Prove that surjective homomorphisms preserve satisfaction of equations

Question

I'm currently studying universal algebra and I'm having trouble to prove the following statement:

Let $\Sigma$ be a many sorted signature and A and B be $\Sigma$-algebras. Prove that if there is a surjective homomorphism $h: A \rightarrow B$ and $A \vDash t \approx t'$, then $B \vDash t \approx t'$.

Just to make things clear:

• $t$ and $t'$ are both terms from the term algebra $T(\Sigma, X)$, where $X$ is a set of variables
• $A \vDash t \approx t'$ means that the equality $t \approx t'$ is valid in the algebra $A$. This in turn means that for every assignment $\alpha: X \rightarrow A$, we have $\bar{\alpha}(t) = \bar{\alpha}(t')$, where $\bar{\alpha}: T(\Sigma, X) \rightarrow A$ is the unique homomorphic extension of $\alpha$. Essentially, $\bar{\alpha}$ is the function that calculates the value of its parameter (a term) with regards to the assignment of variables $\alpha$.

Answer 1

For anyone that might end up struggling with this, I think I found a solution:

Let $\beta: X \rightarrow B$ be an assignment function. We want to prove that $\bar{\beta}(t) = \bar{\beta}(t')$. Notice that, given a function $\bar{\beta}$, we can define a new function $\gamma: T(\Sigma, X) \rightarrow B$ such that $\gamma(t) = h(\alpha(t))$, where $\alpha(t)$ is the element $a$ from $A$ such that $h(a) = \bar{\beta}(t)$ (we can do this because $h$ is surjective). It is very obvious that $\gamma = \bar{\beta}$. Other than that, since $A \vDash t \approx t'$, we know that $\alpha(t) = \alpha(t')$. Lastly, since $h$ is a well-defined function, we know that $h(\alpha(t)) = h(\alpha(t'))$, which means that $\bar{\beta}(t) = \bar{\beta}(t')$.

I don't know if every step I took was valid, but it's the best I could come up with.

Answer 2

Consider that for each sort $s$, the map $h_s : A_s \to B_s$ is surjective.

Fix a sequence of sorts $s_1, \ldots, s_n$.
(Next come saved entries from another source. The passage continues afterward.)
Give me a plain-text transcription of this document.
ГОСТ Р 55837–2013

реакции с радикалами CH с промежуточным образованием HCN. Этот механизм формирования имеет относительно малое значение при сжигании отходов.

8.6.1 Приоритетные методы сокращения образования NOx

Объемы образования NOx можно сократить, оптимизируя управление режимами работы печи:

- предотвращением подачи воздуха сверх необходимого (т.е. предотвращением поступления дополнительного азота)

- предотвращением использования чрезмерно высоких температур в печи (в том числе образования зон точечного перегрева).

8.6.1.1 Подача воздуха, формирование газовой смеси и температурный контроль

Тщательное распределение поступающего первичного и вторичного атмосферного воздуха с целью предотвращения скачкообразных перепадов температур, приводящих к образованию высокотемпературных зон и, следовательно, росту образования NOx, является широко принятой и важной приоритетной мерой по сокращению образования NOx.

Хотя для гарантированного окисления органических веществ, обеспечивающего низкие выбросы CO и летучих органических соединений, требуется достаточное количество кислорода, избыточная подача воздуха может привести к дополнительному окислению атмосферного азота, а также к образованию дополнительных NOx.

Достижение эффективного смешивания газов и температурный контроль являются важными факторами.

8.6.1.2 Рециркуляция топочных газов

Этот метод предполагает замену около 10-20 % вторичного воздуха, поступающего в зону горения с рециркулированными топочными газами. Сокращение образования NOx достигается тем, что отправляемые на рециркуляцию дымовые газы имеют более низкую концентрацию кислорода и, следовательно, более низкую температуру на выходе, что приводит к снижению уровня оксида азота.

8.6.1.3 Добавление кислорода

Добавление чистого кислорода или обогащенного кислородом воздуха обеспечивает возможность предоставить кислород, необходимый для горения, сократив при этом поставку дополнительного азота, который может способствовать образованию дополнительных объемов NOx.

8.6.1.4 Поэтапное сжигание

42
The induced map $h_{s_1, \ldots, s_n} : A_{s_1} \times \cdots \times A_{s_n} \to B_{s_1} \times \cdots \times B_{s_n}$ defined by $h_{s_1, \ldots, s_n}(x_1, \ldots, x_n) = (h_{s_1}(x_1), \ldots, h_{s_n}(x_n))$ is surjective.

Now consider the variable context $\Delta = v_1 : s_1, \ldots, v_n : s_n$, and consider a sort $s$ and terms $t, t’ : s$ in context $\Delta$. These terms induce maps $A_t, A_{t’} : A_{s_1} \times \cdots \times A_{s_n} \to A_s$ and $B_t, B_{t’} : B_{s_1} \times \cdots \times B_{s_n} \to B_s$.

The fact that $h$ is a homomorphism means that $h_s \circ A_t = B_t \circ h_{s_1, \ldots, s_n}$ and $h_s \circ A_{t’} = B_{t’} \circ h_{s_1, \ldots, s_n}$.

The fact that $A \models t \approx t’$ means exactly that $A_t = A_{t’}$. From this, it follows that $B_t \circ h_{s_1, \ldots, s_n} = h_s \circ A_t = h_s \circ A_{t’} = B_{t’} \circ h_{s_1, \ldots, s_n}$.

Because $h_{s_1, \ldots, s_n}$ is surjective (and thus an epimorphism) and $B_t \circ h_{s_1, \ldots, s_n} = B_{t’} \circ h_{s_1, \ldots, s_n}$, it follows that $B_t = B_{t’}$. That is, $B \models t \approx t’$.